Zalew reklam generowanych przez AI
Sztuczna inteligencja znacznie ułatwi reklamodawcom produkcję treści wideo, dlatego możemy spodziewać się prawdziwego zalewu reklam generowanych przez AI na TikToku w nadchodzących miesiącach. Platforma twierdzi, że jej narzędzie AI pozwala reklamodawcom tworzyć filmy w zaledwie kilka minut, z minimalnym wkładem własnym. Wcześniej takie produkcje wymagały godzin planowania, nagrywania i montażu oraz specjalistycznych umiejętności.
Codzienna produkcja reklam przez AI na TikToku
Miejmy nadzieję, że nie zobaczymy jedynie przypadkowych, kiepskich reklam wygenerowanych przez sztuczną inteligencję. Symphony Creative Studio oferuje twórcom cyfrowe awatary, które mogą czytać przygotowany skrypt, a nawet tłumaczyć i dubbingować treści na ponad 30 języków. To świetne narzędzie dla profesjonalistów, którzy potrafią korzystać z technologii AI. Jednak może to również otworzyć drzwi dla masowej produkcji przeciętnych reklam, tworzonych tylko po to, by jak najwięcej treści trafiło na platformę.

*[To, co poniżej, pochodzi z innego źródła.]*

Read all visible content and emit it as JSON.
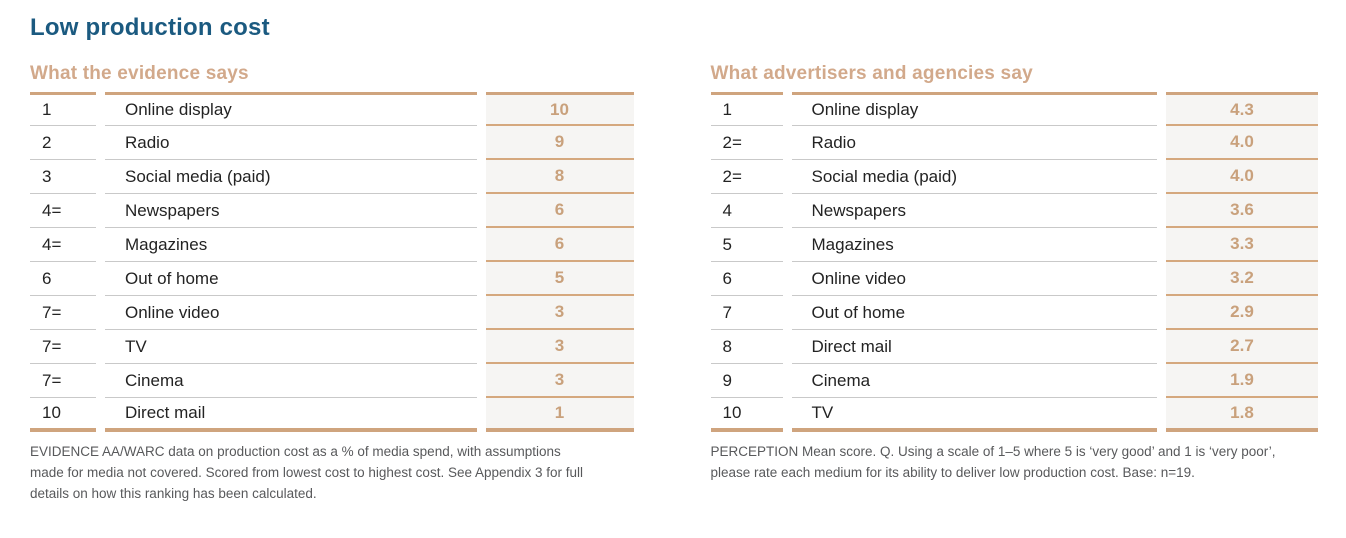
{
  "page": {
    "title": "Low production cost"
  },
  "colors": {
    "title_blue": "#1b5a80",
    "accent_tan": "#cfa47e",
    "tan_text": "#c9a17c",
    "score_cell_bg": "#f6f5f3",
    "row_divider_gray": "#c9c9c9",
    "body_text": "#232323",
    "footnote_gray": "#58595b"
  },
  "evidence": {
    "heading": "What the evidence says",
    "rows": [
      {
        "rank": "1",
        "medium": "Online display",
        "score": "10"
      },
      {
        "rank": "2",
        "medium": "Radio",
        "score": "9"
      },
      {
        "rank": "3",
        "medium": "Social media (paid)",
        "score": "8"
      },
      {
        "rank": "4=",
        "medium": "Newspapers",
        "score": "6"
      },
      {
        "rank": "4=",
        "medium": "Magazines",
        "score": "6"
      },
      {
        "rank": "6",
        "medium": "Out of home",
        "score": "5"
      },
      {
        "rank": "7=",
        "medium": "Online video",
        "score": "3"
      },
      {
        "rank": "7=",
        "medium": "TV",
        "score": "3"
      },
      {
        "rank": "7=",
        "medium": "Cinema",
        "score": "3"
      },
      {
        "rank": "10",
        "medium": "Direct mail",
        "score": "1"
      }
    ],
    "footnote": "EVIDENCE AA/WARC data on production cost as a % of media spend, with assumptions made for media not covered. Scored from lowest cost to highest cost. See Appendix 3 for full details on how this ranking has been calculated."
  },
  "perception": {
    "heading": "What advertisers and agencies say",
    "rows": [
      {
        "rank": "1",
        "medium": "Online display",
        "score": "4.3"
      },
      {
        "rank": "2=",
        "medium": "Radio",
        "score": "4.0"
      },
      {
        "rank": "2=",
        "medium": "Social media (paid)",
        "score": "4.0"
      },
      {
        "rank": "4",
        "medium": "Newspapers",
        "score": "3.6"
      },
      {
        "rank": "5",
        "medium": "Magazines",
        "score": "3.3"
      },
      {
        "rank": "6",
        "medium": "Online video",
        "score": "3.2"
      },
      {
        "rank": "7",
        "medium": "Out of home",
        "score": "2.9"
      },
      {
        "rank": "8",
        "medium": "Direct mail",
        "score": "2.7"
      },
      {
        "rank": "9",
        "medium": "Cinema",
        "score": "1.9"
      },
      {
        "rank": "10",
        "medium": "TV",
        "score": "1.8"
      }
    ],
    "footnote": "PERCEPTION Mean score. Q. Using a scale of 1–5 where 5 is ‘very good’ and 1 is ‘very poor’, please rate each medium for its ability to deliver low production cost. Base: n=19."
  },
  "chart_data": [
    {
      "type": "table",
      "title": "What the evidence says",
      "columns": [
        "rank",
        "medium",
        "score"
      ],
      "categories": [
        "Online display",
        "Radio",
        "Social media (paid)",
        "Newspapers",
        "Magazines",
        "Out of home",
        "Online video",
        "TV",
        "Cinema",
        "Direct mail"
      ],
      "ranks": [
        "1",
        "2",
        "3",
        "4=",
        "4=",
        "6",
        "7=",
        "7=",
        "7=",
        "10"
      ],
      "values": [
        10,
        9,
        8,
        6,
        6,
        5,
        3,
        3,
        3,
        1
      ]
    },
    {
      "type": "table",
      "title": "What advertisers and agencies say",
      "columns": [
        "rank",
        "medium",
        "score"
      ],
      "categories": [
        "Online display",
        "Radio",
        "Social media (paid)",
        "Newspapers",
        "Magazines",
        "Online video",
        "Out of home",
        "Direct mail",
        "Cinema",
        "TV"
      ],
      "ranks": [
        "1",
        "2=",
        "2=",
        "4",
        "5",
        "6",
        "7",
        "8",
        "9",
        "10"
      ],
      "values": [
        4.3,
        4.0,
        4.0,
        3.6,
        3.3,
        3.2,
        2.9,
        2.7,
        1.9,
        1.8
      ]
    }
  ]
}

To jeden z powodów, dla których generatywna sztuczna inteligencja nie powinna być bezkrytycznie dodawana do każdej aplikacji czy narzędzia kreatywnego. Zamiast wspierać kreatywność, może stać się maszyną do produkcji tandetnych filmów zaprojektowanych jedynie po to, by przyciągnąć kliknięcia. Dodatkowym problemem jest ryzyko wprowadzania odbiorców w błąd. Przeciętny użytkownik może uwierzyć, że produkt pokazany w reklamie istnieje naprawdę i został sfilmowany w realnych warunkach, podczas gdy całość została stworzona przez algorytm AI.
Jak rozpoznać, że film został wygenerowany przez AI?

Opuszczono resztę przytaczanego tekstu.